Related: Neighboring pubs at odds over street café concept

Leung said she was not required to get permission, noting that the decision-making ultimately lies in the hands of the council. The process is similar, she said, for businesses wanting to host private events on the street.

Under the proposal approved by the city, Grand Rounds would be allowed to use three parking spots to build a ‘parklet’ prototype outside its business at 4 Third Street Southwest. Unlike a true ‘parklet,’ which are public spaces, Grand Rounds would have exclusive operating rights to the area.

However, despite the language included in the contract between Grand Rounds and the city, Leung said she is willing to work with other groups, including artists and neighboring businesses, to program the space.

“We have got to try something,” said Leung, who is funding the entire project. “We are supposed to be innovators in this city.”
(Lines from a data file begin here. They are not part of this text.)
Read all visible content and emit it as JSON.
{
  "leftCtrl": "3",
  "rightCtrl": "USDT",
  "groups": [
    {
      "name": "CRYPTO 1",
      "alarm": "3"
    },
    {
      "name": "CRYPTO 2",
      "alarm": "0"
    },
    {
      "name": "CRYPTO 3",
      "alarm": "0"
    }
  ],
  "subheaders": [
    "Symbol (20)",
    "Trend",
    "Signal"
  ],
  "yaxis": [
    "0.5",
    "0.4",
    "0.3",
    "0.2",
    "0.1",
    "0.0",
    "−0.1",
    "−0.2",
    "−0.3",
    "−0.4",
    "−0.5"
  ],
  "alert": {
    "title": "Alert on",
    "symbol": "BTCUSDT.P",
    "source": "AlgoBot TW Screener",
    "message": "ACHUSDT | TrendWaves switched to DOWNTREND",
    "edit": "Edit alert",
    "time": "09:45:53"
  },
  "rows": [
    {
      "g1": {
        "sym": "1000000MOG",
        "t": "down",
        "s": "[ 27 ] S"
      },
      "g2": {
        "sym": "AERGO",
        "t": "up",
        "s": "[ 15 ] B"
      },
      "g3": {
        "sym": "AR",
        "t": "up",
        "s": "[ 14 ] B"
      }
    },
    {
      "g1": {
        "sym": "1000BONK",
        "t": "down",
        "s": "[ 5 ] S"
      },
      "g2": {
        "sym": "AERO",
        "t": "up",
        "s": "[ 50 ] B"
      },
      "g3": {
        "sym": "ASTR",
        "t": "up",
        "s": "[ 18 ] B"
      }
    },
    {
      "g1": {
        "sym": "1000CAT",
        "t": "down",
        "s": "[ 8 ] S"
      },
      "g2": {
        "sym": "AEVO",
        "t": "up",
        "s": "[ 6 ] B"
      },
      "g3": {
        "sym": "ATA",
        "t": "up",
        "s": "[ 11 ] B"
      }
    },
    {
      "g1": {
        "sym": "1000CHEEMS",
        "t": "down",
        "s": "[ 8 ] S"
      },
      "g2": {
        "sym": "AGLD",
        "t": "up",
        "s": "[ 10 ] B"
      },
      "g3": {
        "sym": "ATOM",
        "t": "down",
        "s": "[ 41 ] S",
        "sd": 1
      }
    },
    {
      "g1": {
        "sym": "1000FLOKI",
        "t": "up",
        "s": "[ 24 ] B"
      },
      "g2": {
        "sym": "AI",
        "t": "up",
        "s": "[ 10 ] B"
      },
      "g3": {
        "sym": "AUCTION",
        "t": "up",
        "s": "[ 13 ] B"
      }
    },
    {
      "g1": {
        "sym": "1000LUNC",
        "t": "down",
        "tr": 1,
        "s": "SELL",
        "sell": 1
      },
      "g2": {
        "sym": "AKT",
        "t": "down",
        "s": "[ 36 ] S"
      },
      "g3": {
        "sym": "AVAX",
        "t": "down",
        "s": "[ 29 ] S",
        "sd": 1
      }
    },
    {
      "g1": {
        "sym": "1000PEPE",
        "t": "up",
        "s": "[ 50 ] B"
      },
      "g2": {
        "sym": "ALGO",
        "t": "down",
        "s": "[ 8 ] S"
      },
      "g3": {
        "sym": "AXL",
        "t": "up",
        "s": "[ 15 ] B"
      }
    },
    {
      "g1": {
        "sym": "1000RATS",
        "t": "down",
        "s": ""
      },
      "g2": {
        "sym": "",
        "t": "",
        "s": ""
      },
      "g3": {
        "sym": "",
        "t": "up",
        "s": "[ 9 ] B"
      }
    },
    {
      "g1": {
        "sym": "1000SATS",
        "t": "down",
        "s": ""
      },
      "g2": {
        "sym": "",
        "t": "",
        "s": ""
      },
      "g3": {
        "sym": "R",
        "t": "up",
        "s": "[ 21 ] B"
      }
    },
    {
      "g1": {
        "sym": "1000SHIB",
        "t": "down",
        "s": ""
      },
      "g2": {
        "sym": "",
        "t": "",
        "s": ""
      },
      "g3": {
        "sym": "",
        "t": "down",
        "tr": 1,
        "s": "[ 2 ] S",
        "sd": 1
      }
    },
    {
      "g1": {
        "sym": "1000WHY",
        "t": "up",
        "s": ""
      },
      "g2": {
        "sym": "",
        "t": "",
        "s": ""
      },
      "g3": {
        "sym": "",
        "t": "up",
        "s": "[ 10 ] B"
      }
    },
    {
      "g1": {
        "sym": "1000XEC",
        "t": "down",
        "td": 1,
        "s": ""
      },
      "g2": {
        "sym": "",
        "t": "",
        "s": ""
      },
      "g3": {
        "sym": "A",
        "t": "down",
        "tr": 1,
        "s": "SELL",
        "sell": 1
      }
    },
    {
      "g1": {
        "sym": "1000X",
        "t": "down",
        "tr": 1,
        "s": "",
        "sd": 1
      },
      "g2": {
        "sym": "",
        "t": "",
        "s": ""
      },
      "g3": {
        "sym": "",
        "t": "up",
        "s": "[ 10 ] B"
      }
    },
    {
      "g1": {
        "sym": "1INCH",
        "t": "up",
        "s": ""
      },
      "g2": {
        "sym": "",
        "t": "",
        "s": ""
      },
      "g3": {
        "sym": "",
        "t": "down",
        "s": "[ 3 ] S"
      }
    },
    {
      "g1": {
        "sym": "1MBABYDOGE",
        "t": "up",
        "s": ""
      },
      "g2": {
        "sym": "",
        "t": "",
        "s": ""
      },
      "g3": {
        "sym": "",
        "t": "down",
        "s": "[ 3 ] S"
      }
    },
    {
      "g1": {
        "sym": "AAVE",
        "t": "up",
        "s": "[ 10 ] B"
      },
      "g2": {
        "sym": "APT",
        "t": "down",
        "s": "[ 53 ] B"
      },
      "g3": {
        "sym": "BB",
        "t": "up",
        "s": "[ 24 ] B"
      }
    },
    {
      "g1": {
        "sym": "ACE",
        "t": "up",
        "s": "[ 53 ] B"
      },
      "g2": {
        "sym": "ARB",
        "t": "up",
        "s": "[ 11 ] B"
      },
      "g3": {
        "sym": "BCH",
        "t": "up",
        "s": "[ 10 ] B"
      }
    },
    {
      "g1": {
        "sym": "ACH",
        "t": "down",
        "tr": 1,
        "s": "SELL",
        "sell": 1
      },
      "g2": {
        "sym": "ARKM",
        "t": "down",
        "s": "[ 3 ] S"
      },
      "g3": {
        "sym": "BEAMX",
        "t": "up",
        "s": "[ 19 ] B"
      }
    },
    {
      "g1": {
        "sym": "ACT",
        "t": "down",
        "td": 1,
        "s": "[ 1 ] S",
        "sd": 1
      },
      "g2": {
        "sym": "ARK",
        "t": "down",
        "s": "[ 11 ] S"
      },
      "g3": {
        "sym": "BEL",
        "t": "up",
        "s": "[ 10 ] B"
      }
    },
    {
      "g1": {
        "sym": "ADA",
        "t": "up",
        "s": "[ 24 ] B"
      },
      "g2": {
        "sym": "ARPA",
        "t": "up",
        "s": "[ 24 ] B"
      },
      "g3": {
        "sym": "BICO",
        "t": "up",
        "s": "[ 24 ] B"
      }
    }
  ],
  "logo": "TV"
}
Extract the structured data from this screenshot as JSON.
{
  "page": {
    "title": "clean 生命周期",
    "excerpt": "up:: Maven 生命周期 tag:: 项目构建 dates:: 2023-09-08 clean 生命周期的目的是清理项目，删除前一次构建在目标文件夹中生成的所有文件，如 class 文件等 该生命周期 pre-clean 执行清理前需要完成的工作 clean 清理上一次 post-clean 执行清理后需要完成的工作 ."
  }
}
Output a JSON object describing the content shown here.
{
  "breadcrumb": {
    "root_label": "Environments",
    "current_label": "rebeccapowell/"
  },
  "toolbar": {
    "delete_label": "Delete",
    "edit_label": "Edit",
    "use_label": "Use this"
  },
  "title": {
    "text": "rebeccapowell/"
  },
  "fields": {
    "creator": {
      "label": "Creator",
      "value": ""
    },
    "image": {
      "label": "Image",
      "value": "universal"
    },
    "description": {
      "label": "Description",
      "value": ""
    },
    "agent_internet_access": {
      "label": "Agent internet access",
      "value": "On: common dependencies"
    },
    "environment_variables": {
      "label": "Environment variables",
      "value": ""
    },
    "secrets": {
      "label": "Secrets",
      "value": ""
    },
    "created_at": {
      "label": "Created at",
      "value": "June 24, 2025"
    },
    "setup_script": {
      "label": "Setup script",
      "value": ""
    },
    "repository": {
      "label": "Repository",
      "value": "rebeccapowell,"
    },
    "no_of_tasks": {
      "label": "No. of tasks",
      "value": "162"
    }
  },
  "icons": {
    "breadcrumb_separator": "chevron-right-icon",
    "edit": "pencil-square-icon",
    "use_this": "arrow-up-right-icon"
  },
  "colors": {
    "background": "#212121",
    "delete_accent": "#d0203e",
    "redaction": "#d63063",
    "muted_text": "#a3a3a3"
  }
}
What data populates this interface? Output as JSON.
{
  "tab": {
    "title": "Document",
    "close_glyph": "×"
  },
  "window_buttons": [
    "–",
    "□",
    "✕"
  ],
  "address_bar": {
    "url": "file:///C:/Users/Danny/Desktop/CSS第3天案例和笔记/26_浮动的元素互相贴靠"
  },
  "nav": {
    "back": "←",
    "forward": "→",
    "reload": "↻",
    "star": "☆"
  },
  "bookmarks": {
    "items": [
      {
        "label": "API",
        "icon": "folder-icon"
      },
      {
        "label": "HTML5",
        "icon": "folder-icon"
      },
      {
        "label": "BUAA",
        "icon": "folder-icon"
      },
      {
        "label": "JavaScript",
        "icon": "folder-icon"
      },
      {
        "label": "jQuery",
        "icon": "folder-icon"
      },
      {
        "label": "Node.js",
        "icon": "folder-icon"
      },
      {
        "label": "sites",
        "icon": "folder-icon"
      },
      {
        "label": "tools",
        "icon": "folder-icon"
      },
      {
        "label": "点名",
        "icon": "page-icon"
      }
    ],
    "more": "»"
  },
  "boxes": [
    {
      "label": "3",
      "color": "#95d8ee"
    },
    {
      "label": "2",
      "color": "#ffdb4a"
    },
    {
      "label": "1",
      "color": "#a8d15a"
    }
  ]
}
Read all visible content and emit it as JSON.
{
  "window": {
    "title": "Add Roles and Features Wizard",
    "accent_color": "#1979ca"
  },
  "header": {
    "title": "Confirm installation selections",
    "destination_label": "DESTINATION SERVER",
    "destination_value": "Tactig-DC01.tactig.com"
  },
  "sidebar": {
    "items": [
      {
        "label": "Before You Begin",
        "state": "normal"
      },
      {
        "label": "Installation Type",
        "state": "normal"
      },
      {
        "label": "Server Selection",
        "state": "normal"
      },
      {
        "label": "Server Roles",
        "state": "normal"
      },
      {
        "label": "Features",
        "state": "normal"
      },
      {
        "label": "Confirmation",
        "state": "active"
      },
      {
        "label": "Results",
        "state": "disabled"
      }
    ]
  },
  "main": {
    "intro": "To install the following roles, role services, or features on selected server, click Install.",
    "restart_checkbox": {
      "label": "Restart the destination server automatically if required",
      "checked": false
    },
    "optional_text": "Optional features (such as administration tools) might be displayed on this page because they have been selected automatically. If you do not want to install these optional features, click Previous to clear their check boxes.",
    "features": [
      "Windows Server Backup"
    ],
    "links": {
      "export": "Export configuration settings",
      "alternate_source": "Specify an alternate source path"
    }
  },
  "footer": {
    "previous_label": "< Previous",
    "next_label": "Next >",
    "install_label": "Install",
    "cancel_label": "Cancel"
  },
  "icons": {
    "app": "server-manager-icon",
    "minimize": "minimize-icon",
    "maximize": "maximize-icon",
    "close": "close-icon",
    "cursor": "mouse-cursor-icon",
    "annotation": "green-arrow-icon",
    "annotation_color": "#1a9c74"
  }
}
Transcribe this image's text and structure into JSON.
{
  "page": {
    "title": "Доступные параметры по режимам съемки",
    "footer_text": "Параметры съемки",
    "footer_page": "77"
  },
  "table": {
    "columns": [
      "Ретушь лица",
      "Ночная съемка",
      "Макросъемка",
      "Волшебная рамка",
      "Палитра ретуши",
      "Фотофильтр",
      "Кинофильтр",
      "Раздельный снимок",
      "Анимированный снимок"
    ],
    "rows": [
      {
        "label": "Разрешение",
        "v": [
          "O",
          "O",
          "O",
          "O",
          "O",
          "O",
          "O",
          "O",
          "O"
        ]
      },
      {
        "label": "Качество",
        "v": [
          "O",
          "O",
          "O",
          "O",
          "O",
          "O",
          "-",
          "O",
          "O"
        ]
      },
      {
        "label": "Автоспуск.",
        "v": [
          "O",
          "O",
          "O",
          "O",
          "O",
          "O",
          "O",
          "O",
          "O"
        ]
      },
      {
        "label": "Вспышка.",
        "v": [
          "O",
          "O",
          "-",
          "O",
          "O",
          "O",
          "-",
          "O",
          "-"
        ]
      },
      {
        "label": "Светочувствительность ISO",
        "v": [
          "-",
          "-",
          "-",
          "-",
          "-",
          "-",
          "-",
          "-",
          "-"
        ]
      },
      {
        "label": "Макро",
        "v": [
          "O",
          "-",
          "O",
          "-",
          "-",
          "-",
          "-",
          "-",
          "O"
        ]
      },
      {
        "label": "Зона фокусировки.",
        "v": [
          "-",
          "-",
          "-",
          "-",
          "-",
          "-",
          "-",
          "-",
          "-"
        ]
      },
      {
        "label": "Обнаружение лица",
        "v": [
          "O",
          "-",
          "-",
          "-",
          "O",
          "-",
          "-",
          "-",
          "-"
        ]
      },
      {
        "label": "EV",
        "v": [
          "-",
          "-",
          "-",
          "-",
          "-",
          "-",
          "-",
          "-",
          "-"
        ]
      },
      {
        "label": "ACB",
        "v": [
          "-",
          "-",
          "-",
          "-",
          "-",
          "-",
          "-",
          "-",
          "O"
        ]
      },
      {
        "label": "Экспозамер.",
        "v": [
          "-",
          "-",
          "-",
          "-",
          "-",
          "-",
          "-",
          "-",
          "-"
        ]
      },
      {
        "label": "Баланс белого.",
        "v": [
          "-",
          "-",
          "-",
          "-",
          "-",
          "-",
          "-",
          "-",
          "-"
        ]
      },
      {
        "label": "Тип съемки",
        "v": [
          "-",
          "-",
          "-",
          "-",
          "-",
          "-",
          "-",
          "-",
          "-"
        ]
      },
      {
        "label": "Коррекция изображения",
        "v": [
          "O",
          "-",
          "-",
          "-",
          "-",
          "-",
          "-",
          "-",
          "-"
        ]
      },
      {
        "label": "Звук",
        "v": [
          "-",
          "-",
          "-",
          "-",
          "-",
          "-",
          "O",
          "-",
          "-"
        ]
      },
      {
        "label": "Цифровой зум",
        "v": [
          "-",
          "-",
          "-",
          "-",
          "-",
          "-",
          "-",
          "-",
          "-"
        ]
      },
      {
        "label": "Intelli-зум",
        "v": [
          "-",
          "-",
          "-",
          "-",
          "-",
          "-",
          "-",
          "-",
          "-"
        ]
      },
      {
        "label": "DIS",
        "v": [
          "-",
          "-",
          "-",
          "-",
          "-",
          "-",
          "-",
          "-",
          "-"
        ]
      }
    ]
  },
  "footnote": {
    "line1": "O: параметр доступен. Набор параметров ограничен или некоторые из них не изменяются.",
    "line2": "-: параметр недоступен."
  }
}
Council Member Bilderback, who represents Rochester’s Fourth Ward, said the issue over the project is one of the most frustrating he has encountered during his time on the council.

“I have lost more sleep over this than I have lost in 11 years on this council dealing with some very difficult issues,” said Bilderback.

Without blaming either side, Bilderback expressed disappointment that a project meant to serve as a pilot has caused such a stir.

If there is any silver lining, he said, it’s that neighbors are talking.

“It is important for this neighborhood to continue to meet,” he said.

The council did not make a motion regarding the petition, giving time for the city’s newly-formed community development office to continue meeting with neighbors along Third Street.

Their next meeting is scheduled for May 15.

“We can work together and we can work this out,” said Bilderback.